The agents, Carl Mark Force IV, who worked for the Drug Enforcement Administration, and Shaun W. Bridges, who worked for the Secret Service, had resigned amid growing scrutiny, and on Monday they were charged with money laundering and wire fraud. Mr. Force was also charged with theft of government property and conflict of interest.
About 18 months after he initially contacted me, Force was charged with money laundering, wire fraud, theft of government property, and conflict of interest due to his actions while working on the Silk Road case. He pled guilty and was sentenced to six-and-a-half years in prison.
In retrospect, I can only assume that by contacting me Force was attempting to hide bitcoins he had stolen from the Silk Road's proprietor Dread Pirate Roberts.
At his trial, Force showed remorse for his actions. "I would just like to publicly apologize to the American people, to the US government, to my friends and family.
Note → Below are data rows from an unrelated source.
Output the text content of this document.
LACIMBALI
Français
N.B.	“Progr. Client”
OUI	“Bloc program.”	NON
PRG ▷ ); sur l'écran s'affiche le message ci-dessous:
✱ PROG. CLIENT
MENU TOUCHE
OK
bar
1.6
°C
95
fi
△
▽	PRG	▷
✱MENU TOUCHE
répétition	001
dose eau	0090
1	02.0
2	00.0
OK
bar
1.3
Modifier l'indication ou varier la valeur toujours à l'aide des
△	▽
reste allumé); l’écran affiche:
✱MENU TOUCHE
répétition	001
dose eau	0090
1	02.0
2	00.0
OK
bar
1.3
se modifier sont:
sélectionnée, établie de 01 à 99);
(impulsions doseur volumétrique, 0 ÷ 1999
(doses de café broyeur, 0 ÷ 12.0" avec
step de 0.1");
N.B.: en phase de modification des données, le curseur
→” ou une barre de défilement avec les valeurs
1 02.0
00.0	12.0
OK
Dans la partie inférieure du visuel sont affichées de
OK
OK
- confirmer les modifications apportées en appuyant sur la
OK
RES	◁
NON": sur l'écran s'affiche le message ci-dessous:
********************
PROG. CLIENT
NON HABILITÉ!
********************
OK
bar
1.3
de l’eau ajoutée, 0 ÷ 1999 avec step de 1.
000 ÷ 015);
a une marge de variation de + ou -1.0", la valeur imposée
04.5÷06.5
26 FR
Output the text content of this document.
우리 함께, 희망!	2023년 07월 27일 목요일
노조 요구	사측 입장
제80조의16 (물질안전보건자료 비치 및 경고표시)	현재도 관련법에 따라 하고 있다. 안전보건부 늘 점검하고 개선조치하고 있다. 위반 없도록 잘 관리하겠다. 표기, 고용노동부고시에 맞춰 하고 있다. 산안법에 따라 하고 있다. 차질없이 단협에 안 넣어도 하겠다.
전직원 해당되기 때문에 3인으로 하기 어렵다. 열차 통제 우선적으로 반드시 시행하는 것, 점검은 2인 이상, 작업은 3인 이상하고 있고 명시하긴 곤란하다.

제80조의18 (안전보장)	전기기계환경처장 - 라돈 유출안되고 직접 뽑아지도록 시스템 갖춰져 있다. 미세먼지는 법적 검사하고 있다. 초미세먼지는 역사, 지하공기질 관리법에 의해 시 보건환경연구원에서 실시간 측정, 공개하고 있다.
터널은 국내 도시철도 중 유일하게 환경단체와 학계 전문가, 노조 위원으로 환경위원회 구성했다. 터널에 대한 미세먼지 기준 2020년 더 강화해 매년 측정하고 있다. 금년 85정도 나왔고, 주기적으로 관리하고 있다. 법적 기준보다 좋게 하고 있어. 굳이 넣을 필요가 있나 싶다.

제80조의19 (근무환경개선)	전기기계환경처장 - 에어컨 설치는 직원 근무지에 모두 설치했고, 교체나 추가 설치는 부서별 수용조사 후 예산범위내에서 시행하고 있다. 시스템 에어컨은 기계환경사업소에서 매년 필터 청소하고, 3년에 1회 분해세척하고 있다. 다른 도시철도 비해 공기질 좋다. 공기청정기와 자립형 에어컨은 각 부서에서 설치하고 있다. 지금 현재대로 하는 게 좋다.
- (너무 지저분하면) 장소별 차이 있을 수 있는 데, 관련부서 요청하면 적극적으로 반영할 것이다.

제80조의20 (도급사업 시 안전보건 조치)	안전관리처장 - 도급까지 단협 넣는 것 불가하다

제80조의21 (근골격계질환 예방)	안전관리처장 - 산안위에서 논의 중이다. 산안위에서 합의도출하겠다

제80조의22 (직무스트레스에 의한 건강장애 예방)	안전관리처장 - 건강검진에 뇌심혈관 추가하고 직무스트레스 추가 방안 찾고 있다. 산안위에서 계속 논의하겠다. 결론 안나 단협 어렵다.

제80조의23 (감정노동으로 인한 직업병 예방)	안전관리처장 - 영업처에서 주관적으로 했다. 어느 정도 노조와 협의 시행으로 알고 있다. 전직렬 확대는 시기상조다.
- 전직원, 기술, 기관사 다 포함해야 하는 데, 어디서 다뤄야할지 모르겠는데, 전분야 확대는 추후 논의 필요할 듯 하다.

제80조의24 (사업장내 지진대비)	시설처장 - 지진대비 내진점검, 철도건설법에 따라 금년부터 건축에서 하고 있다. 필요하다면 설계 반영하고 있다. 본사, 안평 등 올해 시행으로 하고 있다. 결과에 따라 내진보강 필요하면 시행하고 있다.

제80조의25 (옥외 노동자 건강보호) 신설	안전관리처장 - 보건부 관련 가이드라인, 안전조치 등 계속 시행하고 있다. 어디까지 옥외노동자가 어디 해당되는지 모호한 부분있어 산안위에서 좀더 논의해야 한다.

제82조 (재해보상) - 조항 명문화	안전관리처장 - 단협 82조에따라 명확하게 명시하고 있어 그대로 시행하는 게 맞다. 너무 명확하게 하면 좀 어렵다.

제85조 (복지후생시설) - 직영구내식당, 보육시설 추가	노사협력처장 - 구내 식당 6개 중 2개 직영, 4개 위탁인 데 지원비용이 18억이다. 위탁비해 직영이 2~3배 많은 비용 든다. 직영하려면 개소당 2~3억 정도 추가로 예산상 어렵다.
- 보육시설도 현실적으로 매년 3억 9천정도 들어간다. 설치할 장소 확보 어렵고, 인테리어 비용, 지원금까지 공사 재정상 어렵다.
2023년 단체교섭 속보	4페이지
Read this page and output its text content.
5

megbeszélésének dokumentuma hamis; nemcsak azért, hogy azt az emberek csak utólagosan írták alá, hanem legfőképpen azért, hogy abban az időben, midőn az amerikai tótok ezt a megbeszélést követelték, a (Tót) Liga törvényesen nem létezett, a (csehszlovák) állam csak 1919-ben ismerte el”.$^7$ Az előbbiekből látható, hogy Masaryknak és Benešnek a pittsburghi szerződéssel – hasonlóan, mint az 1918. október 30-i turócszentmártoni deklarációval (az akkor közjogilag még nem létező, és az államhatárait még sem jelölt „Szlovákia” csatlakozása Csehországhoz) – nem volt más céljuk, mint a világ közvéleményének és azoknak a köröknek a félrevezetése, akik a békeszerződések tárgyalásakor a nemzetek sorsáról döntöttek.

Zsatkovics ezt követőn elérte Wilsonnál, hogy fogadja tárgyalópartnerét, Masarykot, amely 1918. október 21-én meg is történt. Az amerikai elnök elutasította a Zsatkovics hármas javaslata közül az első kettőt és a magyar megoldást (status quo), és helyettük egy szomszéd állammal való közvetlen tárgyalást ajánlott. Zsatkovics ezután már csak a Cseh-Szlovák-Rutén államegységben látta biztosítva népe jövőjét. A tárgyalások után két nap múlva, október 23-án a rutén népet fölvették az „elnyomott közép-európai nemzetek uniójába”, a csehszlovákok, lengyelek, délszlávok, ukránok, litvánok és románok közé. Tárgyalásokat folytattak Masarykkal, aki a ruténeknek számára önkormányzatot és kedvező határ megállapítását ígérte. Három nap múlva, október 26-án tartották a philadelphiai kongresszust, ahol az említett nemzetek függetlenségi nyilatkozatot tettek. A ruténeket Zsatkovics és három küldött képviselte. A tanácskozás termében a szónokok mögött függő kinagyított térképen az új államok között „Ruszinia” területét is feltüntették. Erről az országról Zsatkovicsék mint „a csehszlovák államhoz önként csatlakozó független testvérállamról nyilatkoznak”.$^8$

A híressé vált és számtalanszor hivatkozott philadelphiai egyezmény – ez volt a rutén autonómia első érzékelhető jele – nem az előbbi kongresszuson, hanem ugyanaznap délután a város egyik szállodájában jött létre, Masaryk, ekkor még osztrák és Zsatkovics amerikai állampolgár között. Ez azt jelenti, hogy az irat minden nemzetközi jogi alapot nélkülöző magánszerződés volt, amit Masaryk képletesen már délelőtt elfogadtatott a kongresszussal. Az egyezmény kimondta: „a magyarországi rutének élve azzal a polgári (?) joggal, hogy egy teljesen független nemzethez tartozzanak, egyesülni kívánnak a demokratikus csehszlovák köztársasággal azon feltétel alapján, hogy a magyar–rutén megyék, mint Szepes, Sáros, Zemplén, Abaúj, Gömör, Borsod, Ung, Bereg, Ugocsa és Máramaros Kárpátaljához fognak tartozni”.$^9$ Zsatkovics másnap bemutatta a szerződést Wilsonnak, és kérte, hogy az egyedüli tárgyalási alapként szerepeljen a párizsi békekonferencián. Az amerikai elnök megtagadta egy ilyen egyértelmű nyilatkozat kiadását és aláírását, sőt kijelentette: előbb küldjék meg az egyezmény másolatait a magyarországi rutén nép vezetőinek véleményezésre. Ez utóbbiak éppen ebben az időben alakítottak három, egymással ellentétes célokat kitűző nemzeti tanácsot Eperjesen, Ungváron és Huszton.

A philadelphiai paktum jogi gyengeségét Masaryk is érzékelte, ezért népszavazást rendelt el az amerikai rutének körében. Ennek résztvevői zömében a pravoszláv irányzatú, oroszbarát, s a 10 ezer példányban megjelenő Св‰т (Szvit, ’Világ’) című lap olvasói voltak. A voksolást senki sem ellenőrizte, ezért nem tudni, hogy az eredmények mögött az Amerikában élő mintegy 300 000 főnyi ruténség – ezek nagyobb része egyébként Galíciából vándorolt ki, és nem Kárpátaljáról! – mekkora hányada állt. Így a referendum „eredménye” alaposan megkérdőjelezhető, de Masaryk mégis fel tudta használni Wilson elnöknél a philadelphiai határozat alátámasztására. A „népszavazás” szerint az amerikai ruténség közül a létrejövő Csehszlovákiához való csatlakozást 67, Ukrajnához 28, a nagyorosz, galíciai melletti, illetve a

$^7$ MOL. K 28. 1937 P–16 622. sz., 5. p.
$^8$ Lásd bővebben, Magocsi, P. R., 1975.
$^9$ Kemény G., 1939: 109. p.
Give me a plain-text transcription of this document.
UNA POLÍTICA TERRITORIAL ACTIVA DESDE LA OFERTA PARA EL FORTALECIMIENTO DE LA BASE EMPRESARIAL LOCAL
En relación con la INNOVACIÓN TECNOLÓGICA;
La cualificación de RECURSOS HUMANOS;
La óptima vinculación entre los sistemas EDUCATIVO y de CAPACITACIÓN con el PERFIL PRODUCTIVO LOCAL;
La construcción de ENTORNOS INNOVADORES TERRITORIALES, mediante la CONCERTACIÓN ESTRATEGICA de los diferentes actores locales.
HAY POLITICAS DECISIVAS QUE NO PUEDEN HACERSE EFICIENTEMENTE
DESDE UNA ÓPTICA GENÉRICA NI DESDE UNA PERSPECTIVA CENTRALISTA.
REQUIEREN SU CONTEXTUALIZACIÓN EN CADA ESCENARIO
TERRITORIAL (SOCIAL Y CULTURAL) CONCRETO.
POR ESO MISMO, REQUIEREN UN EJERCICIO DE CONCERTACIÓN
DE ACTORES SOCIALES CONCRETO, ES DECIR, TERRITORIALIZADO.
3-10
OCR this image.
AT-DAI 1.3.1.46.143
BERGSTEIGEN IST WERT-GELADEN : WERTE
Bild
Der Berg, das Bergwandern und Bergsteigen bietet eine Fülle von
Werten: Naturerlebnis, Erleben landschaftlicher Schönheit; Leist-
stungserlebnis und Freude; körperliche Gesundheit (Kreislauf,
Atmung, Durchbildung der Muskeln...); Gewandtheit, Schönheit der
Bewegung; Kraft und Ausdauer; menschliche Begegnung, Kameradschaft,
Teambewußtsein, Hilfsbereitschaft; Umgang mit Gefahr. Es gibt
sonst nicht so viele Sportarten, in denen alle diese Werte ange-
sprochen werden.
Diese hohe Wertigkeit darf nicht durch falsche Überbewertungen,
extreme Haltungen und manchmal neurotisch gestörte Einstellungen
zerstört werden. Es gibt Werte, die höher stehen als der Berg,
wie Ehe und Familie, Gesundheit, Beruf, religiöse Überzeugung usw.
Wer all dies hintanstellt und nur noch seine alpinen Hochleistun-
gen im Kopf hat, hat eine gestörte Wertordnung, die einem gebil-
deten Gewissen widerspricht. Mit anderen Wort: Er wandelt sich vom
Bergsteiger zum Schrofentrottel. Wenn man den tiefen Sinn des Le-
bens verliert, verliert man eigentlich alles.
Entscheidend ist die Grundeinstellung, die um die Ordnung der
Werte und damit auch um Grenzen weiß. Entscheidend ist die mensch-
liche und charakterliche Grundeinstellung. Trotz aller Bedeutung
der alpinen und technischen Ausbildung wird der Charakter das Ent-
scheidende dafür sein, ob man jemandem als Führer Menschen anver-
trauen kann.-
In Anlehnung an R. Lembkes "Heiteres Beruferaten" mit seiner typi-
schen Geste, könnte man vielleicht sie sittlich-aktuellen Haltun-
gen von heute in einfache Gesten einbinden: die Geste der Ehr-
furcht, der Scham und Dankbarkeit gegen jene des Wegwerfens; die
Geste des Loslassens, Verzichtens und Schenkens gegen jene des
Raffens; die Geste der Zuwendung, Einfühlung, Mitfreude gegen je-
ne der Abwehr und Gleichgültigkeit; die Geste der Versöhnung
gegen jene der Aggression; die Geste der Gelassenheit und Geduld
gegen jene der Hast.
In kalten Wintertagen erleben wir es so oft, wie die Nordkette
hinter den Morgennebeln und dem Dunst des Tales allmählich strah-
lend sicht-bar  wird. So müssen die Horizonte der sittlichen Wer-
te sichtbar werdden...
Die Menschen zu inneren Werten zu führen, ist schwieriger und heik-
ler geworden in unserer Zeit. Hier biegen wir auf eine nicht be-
I'm sorry. I lost it. I don't understand a lot of it," he said. His lawyer brought up his alcoholism, mental health issues, job stresses, and the death of his father in April 2013. The judge, however, was unsympathetic, saying "The extent and scope of Mr. Force's betrayal of the public trust is quite breath-taking."
I spoke to Force's lawyer, Ivan Bates. When I told him that Force had contacted me to solicit investment and spent bitcoins at my website, he seems unsurprised.
"What's happened to Carl is done," Bates said. "He's going to pay his debt to society and work to rebuild his life with his family."
In Bate's mind, the results of the case are not all bad for Force. The court recommended that Force receive treatment for his mental health issues while incarcerated, though it's not clear whether he is receiving that treatment.
One thing is for sure, I'm lucky I didn't answer that email.